Cumhurbaşkanı ve AK Parti Genel Lideri Recep Tayyip Erdoğan, Babalar Günü ötürüsıyla AK Parti Gençlik Kolları tarafınca düzenlenen “Gençlerle En Baba Buluşma” isimli çevrim içi aktiflikte 81 vilayetten 700 gençle bir ortaya geldi.
bu biçimde bir günde ülkenin dört bir yanındaki gençlerle canlı irtibatla bir arada olmaktan memnuniyet duyduğunu söz eden Erdoğan, Brüksel’deki NATO Toplantısı, Azerbaycan ziyareti ve Antalya’daki iki kıymetli milletlerarası tertibin akabinde gençlerle buluşmanın tüm yorgunluğunu aldığını söylemiş oldu.
Gençlerle her bir ortaya gelişlerinde gençlik heyecanının ve anılarının gözünde canlandığını lisana getiren Erdoğan, kendi kuşaklarının, gençliğinde ülkeyi ve dünyayı değiştirme ülküsüyle yaşadığını, bu uğurda birçok büyük çabalara giriştiğini belirtti.
Erdoğan, bir epey alanda yalnızca kendisinin değil kendindilk evvelki jenerasyonların gençlik amaçlarını ve hayallerini hayata geçirme gururuna nail olduklarını kaydetti.
Gençlere, kendileri, aileleri, kentleri, ülkeleri ve bütün insanlık için hayaller kurmaları, onun peşinden azimle gitmeleri tavsiyesinde bulunan Erdoğan, kelamlarını şöyleki sürdürdü:
“Büyük değişimler, büyük ihtilaller, çağlar açıp, çağlar kapatacak büyük fetihler, daima bir hayalle başlar. Şayet hayalinizi gerçeğe dönüştürmekte kararlıysanız kendinizi hayatın her alanında en uygun biçimde yetiştirmeniz gerekiyor. Birebir kulvarda yürüdüğünüz akranlarınıza birikiminizle fark atacak bir düzeye gelmeden hayallerinize de yaklaşamazsınız.
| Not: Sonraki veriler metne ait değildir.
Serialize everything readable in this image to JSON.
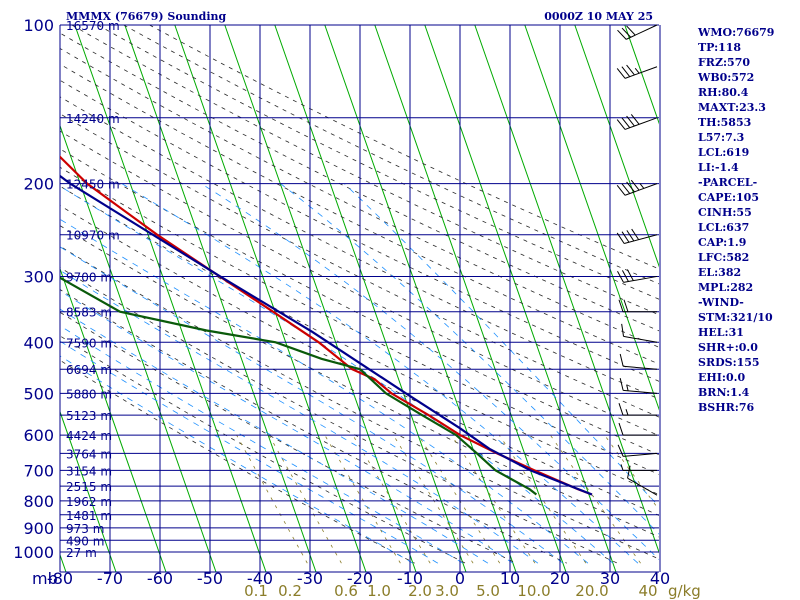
{
  "chart_data": {
    "type": "skew-t",
    "title_left": "MMMX (76679) Sounding",
    "title_right": "0000Z 10 MAY 25",
    "pressure_ticks": [
      100,
      200,
      300,
      400,
      500,
      600,
      700,
      800,
      900,
      1000
    ],
    "temperature_ticks": [
      "-80",
      "-70",
      "-60",
      "-50",
      "-40",
      "-30",
      "-20",
      "-10",
      "0",
      "10",
      "20",
      "30",
      "40"
    ],
    "temperature_axis_unit": "mb",
    "mixing_ratio_labels": [
      "0.1",
      "0.2",
      "0.6",
      "1.0",
      "2.0",
      "3.0",
      "5.0",
      "10.0",
      "20.0",
      "40"
    ],
    "mixing_ratio_unit": "g/kg",
    "height_labels": [
      {
        "p": 100,
        "text": "16570 m"
      },
      {
        "p": 150,
        "text": "14240 m"
      },
      {
        "p": 200,
        "text": "12450 m"
      },
      {
        "p": 250,
        "text": "10970 m"
      },
      {
        "p": 300,
        "text": "9700 m"
      },
      {
        "p": 350,
        "text": "8583 m"
      },
      {
        "p": 400,
        "text": "7590 m"
      },
      {
        "p": 450,
        "text": "6694 m"
      },
      {
        "p": 500,
        "text": "5880 m"
      },
      {
        "p": 550,
        "text": "5123 m"
      },
      {
        "p": 600,
        "text": "4424 m"
      },
      {
        "p": 650,
        "text": "3764 m"
      },
      {
        "p": 700,
        "text": "3154 m"
      },
      {
        "p": 750,
        "text": "2515 m"
      },
      {
        "p": 800,
        "text": "1962 m"
      },
      {
        "p": 850,
        "text": "1481 m"
      },
      {
        "p": 900,
        "text": "973 m"
      },
      {
        "p": 950,
        "text": "490 m"
      },
      {
        "p": 1000,
        "text": "27 m"
      }
    ],
    "series": [
      {
        "name": "Temperature",
        "color": "#cc0000",
        "points": [
          [
            778,
            20.6
          ],
          [
            760,
            18.2
          ],
          [
            700,
            10.8
          ],
          [
            650,
            4.5
          ],
          [
            600,
            -1.6
          ],
          [
            550,
            -6.5
          ],
          [
            500,
            -12.4
          ],
          [
            470,
            -14.8
          ],
          [
            450,
            -18.6
          ],
          [
            400,
            -23.4
          ],
          [
            350,
            -30.4
          ],
          [
            300,
            -38.6
          ],
          [
            250,
            -48.2
          ],
          [
            200,
            -58.6
          ],
          [
            150,
            -67.4
          ],
          [
            100,
            -78.6
          ],
          [
            93,
            -78.8
          ],
          [
            85,
            -76.0
          ]
        ]
      },
      {
        "name": "Dewpoint",
        "color": "#0a5a0a",
        "points": [
          [
            778,
            9.5
          ],
          [
            760,
            8.5
          ],
          [
            700,
            3.0
          ],
          [
            650,
            0.5
          ],
          [
            600,
            -2.4
          ],
          [
            550,
            -7.8
          ],
          [
            500,
            -13.5
          ],
          [
            450,
            -17.0
          ],
          [
            430,
            -24.0
          ],
          [
            400,
            -32.0
          ],
          [
            380,
            -45.0
          ],
          [
            350,
            -61.0
          ],
          [
            300,
            -71.0
          ],
          [
            250,
            -81.0
          ],
          [
            200,
            -90.0
          ],
          [
            150,
            -94.0
          ],
          [
            120,
            -94.0
          ]
        ]
      },
      {
        "name": "Parcel",
        "color": "#00008b",
        "points": [
          [
            778,
            20.6
          ],
          [
            700,
            10.0
          ],
          [
            637,
            3.3
          ],
          [
            582,
            -1.2
          ],
          [
            500,
            -9.5
          ],
          [
            400,
            -21.5
          ],
          [
            382,
            -24.0
          ],
          [
            300,
            -38.5
          ],
          [
            200,
            -62.0
          ],
          [
            150,
            -75.0
          ],
          [
            120,
            -85.0
          ]
        ]
      }
    ],
    "winds": [
      {
        "p": 780,
        "dir": 300,
        "spd": 10
      },
      {
        "p": 700,
        "dir": 270,
        "spd": 5
      },
      {
        "p": 650,
        "dir": 265,
        "spd": 10
      },
      {
        "p": 600,
        "dir": 270,
        "spd": 10
      },
      {
        "p": 550,
        "dir": 270,
        "spd": 15
      },
      {
        "p": 500,
        "dir": 275,
        "spd": 15
      },
      {
        "p": 450,
        "dir": 275,
        "spd": 10
      },
      {
        "p": 400,
        "dir": 280,
        "spd": 10
      },
      {
        "p": 350,
        "dir": 270,
        "spd": 20
      },
      {
        "p": 300,
        "dir": 260,
        "spd": 30
      },
      {
        "p": 250,
        "dir": 255,
        "spd": 40
      },
      {
        "p": 200,
        "dir": 250,
        "spd": 45
      },
      {
        "p": 150,
        "dir": 250,
        "spd": 40
      },
      {
        "p": 120,
        "dir": 250,
        "spd": 35
      },
      {
        "p": 100,
        "dir": 245,
        "spd": 30
      }
    ],
    "colors": {
      "frame": "#00008b",
      "isotherm": "#00aa00",
      "dry_adiabat": "#2a2a2a",
      "moist_adiabat": "#1e90ff",
      "mixing_ratio": "#8b7d2a"
    }
  },
  "indices": [
    "WMO:76679",
    "TP:118",
    "FRZ:570",
    "WB0:572",
    "RH:80.4",
    "MAXT:23.3",
    "TH:5853",
    "L57:7.3",
    "LCL:619",
    "LI:-1.4",
    "-PARCEL-",
    "CAPE:105",
    "CINH:55",
    "LCL:637",
    "CAP:1.9",
    "LFC:582",
    "EL:382",
    "MPL:282",
    "-WIND-",
    "STM:321/10",
    "HEL:31",
    "SHR+:0.0",
    "SRDS:155",
    "EHI:0.0",
    "BRN:1.4",
    "BSHR:76"
  ]
}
Bunları söylerken elbette bizi hayata ve davamıza sarılmak için motive eden ögelerle sizlerin motivasyon kaynakları içindeki farkı da görüyoruz, biliyoruz. Dünya ile ülkemizin de yalnızca birkaç kuşakta bu biçimdesine büyük bir değişimi hayatış olması sizlerin sorumluluğunu artırıyor.”
2053 vizyonu
Erdoğan, ülkeye son 19 yılda kazandırdıkları kuvvetli yatırım ve hizmet altyapısı yardımıyla gençlerin şiddetli geleceğe hazır hale geldiğini vurguladı.
Cumhuriyet tarihinde yapılanların tamamını üçe, beşe, ona katlayarak ülkeyi 2023 gayelerinin eşiğine getirdiklerine dikkati çeken Erdoğan, “Sizlerden ülkemizi büyük ve kuvvetli Türkiye’nin sembolü olarak görmüş olduğumuz 2053 vizyonuyla buluşturmanızı bilhassa bekliyoruz. Rabb’im yar ve yardımcımız olsun” diye konuştu.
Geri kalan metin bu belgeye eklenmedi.